日ごろの備えのおかげで豊富な食料を持っているが、それを避難所で開けて食べるのか。
自分にとっては家族同然の大型のペットを避難所へ連れて行くのか。
どの決断もこちらを立てればあちらが立たずというようなジレンマを伴う。
ほんのちょっとした条件の違いで判断が逆転しそうなものばかり。
あの震災で被災した人たちは、こんな判断を迫られ続けていたのだ。
そのストレスは想像に難くない。
このゲームの趣旨はどうやって生き残るかを考えるものではない。
一緒に参加している人のさまざまな価値観を知る。それが目的だ。
それぞれの価値観の違いを乗り越えてみんなが合意に至る。
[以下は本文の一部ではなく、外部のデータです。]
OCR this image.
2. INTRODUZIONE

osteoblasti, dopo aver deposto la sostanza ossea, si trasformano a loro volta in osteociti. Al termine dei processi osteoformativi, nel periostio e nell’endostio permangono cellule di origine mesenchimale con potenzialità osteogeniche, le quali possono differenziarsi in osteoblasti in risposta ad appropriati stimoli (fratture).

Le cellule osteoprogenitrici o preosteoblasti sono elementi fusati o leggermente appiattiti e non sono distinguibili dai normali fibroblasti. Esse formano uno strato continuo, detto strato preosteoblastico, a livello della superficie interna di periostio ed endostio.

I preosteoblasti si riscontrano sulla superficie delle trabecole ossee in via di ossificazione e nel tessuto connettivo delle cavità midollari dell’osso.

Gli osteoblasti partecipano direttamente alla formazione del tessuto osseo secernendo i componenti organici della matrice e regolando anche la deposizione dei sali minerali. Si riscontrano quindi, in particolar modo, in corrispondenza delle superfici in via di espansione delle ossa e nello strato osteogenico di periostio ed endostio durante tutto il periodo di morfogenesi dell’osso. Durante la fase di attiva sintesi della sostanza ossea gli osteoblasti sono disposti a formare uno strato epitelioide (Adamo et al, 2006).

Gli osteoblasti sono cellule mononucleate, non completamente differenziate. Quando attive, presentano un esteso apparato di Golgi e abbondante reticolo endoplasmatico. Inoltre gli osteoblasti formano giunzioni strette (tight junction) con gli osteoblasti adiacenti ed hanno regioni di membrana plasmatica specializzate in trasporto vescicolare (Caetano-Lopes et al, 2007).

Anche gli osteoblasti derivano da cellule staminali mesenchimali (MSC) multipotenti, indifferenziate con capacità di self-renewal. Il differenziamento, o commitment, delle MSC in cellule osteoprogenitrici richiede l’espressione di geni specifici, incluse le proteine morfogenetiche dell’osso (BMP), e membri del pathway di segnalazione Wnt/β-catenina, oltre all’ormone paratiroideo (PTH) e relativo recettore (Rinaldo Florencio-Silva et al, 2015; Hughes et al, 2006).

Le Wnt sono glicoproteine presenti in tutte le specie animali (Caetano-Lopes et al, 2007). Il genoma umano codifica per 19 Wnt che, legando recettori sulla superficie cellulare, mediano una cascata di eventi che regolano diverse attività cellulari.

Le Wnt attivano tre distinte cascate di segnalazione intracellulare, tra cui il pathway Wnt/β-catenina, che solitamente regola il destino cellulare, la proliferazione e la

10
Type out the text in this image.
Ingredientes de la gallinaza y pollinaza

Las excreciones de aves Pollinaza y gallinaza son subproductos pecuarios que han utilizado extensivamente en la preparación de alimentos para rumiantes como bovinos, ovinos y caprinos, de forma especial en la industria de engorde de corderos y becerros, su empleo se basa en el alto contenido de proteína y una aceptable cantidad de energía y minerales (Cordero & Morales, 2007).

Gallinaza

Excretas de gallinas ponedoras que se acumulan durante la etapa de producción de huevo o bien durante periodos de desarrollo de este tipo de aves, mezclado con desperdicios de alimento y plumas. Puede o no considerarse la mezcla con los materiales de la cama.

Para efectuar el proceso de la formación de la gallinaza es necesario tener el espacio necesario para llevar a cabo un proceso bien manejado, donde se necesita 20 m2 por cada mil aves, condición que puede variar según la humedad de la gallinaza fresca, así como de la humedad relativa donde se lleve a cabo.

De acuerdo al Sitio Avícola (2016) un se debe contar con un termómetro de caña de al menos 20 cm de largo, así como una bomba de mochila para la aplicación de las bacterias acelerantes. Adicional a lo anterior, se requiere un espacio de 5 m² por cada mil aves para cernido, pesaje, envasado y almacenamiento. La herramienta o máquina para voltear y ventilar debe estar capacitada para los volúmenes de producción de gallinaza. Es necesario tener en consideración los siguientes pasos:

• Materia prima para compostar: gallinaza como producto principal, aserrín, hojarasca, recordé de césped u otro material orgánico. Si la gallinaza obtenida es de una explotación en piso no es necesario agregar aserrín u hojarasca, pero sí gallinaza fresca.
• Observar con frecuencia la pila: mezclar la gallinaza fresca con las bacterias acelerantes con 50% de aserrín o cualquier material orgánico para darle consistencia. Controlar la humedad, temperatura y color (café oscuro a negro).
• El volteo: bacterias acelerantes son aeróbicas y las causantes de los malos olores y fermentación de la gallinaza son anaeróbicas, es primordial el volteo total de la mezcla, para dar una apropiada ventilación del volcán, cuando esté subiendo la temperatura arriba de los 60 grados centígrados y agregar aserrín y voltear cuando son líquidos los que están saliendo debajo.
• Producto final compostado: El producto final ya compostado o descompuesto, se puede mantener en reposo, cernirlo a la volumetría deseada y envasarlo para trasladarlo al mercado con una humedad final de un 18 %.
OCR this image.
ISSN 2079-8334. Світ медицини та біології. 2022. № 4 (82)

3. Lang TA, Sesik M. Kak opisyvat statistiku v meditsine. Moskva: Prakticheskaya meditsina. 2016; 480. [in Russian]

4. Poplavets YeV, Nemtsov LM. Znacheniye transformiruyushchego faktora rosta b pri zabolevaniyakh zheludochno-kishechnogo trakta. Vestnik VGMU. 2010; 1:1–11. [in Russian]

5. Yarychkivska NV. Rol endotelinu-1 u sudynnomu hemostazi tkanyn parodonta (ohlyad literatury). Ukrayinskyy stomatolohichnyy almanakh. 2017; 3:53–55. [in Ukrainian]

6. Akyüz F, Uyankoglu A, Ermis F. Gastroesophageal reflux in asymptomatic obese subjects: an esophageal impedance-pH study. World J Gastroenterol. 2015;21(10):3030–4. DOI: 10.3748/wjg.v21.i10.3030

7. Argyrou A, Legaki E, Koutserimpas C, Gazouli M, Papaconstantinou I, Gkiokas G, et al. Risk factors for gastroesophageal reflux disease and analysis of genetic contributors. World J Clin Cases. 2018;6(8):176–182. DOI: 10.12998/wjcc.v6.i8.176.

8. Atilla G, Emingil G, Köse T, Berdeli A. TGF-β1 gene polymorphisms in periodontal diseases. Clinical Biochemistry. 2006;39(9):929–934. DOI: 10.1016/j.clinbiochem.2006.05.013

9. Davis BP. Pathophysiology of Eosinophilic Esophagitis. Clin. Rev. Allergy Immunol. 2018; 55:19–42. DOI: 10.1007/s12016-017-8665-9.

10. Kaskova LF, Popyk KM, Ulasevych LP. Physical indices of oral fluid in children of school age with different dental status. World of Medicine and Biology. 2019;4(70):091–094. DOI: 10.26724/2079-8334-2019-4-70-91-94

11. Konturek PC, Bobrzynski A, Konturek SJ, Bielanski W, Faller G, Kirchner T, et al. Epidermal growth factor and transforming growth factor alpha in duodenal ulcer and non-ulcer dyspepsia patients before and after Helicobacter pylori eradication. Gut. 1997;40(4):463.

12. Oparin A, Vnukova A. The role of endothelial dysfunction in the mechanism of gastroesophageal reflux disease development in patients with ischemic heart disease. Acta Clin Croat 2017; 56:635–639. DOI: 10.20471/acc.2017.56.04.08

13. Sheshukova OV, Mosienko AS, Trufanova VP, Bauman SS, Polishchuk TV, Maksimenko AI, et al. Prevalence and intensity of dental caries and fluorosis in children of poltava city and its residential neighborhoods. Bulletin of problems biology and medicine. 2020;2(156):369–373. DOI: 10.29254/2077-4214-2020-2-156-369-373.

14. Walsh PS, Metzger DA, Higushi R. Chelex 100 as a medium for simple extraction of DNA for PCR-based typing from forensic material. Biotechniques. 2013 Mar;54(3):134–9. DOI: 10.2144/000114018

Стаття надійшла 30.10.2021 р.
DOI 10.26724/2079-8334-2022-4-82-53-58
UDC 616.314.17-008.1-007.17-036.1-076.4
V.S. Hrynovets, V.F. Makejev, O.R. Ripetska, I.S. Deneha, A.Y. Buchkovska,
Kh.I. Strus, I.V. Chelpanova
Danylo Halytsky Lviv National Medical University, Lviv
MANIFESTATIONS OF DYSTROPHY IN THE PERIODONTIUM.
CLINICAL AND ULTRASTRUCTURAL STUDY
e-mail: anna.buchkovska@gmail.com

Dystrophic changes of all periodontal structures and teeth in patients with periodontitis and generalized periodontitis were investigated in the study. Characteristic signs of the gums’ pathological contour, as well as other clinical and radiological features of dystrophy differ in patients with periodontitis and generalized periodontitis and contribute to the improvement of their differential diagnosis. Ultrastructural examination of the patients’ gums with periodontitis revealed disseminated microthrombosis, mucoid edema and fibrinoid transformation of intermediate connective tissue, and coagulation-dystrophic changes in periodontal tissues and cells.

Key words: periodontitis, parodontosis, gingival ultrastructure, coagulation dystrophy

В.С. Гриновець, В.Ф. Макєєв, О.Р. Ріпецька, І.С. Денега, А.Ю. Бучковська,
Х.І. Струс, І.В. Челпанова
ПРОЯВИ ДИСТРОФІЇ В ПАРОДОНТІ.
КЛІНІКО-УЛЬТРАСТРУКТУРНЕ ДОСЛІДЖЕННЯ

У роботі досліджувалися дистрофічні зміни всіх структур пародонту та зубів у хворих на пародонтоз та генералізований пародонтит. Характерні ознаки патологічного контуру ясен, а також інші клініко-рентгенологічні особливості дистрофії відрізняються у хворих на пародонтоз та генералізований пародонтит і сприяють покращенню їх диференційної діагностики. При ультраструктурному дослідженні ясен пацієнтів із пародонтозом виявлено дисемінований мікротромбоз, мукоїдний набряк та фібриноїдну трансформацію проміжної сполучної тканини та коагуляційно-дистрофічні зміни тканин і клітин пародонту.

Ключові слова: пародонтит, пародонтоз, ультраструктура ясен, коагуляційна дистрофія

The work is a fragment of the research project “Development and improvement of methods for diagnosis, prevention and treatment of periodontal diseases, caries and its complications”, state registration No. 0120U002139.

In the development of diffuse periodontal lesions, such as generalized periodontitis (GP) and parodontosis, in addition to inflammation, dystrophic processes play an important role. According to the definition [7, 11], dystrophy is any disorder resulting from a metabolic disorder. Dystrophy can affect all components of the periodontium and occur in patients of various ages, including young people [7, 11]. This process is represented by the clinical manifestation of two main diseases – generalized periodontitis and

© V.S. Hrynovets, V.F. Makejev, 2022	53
そこらへんが最終目標だろうか。
それぞれの理由
提示されたシチュエーションに、イエスかノーかの答えを出す。
出した答えの多数派になった人が「勝ち」だ。
しかしこれ、多数派の意見でコトを進めよというゲームではない。
少数派の意見、ときにはたったひとりが出した異なる意見も重要視される。
全員が意思表明をした後は、その答えに至った理由をディスカッションする。
多数派は多数派の、少数派は少数派の、それぞれに判断した理由がある。
どちらの意見も興味深い。
どうしたらいいですか?
「正解がない」
これは私が消防訓練でよくふれる話だ。
訓練の司会をやっていると「こういうときはどうしたらいいんですか?」という質問を受けることがよくある。
例えば、「火事を発見したら、消火と通報とどっちを先にしたらいいですか?」とか。
私はその質問に回答することができない。
なぜなら、些細な条件の違いで大きな差異が生まれるからだ。
正解も特効薬もない。
私にできるのは、考えるヒントとして私の持っている情報を差し出すことだけだ。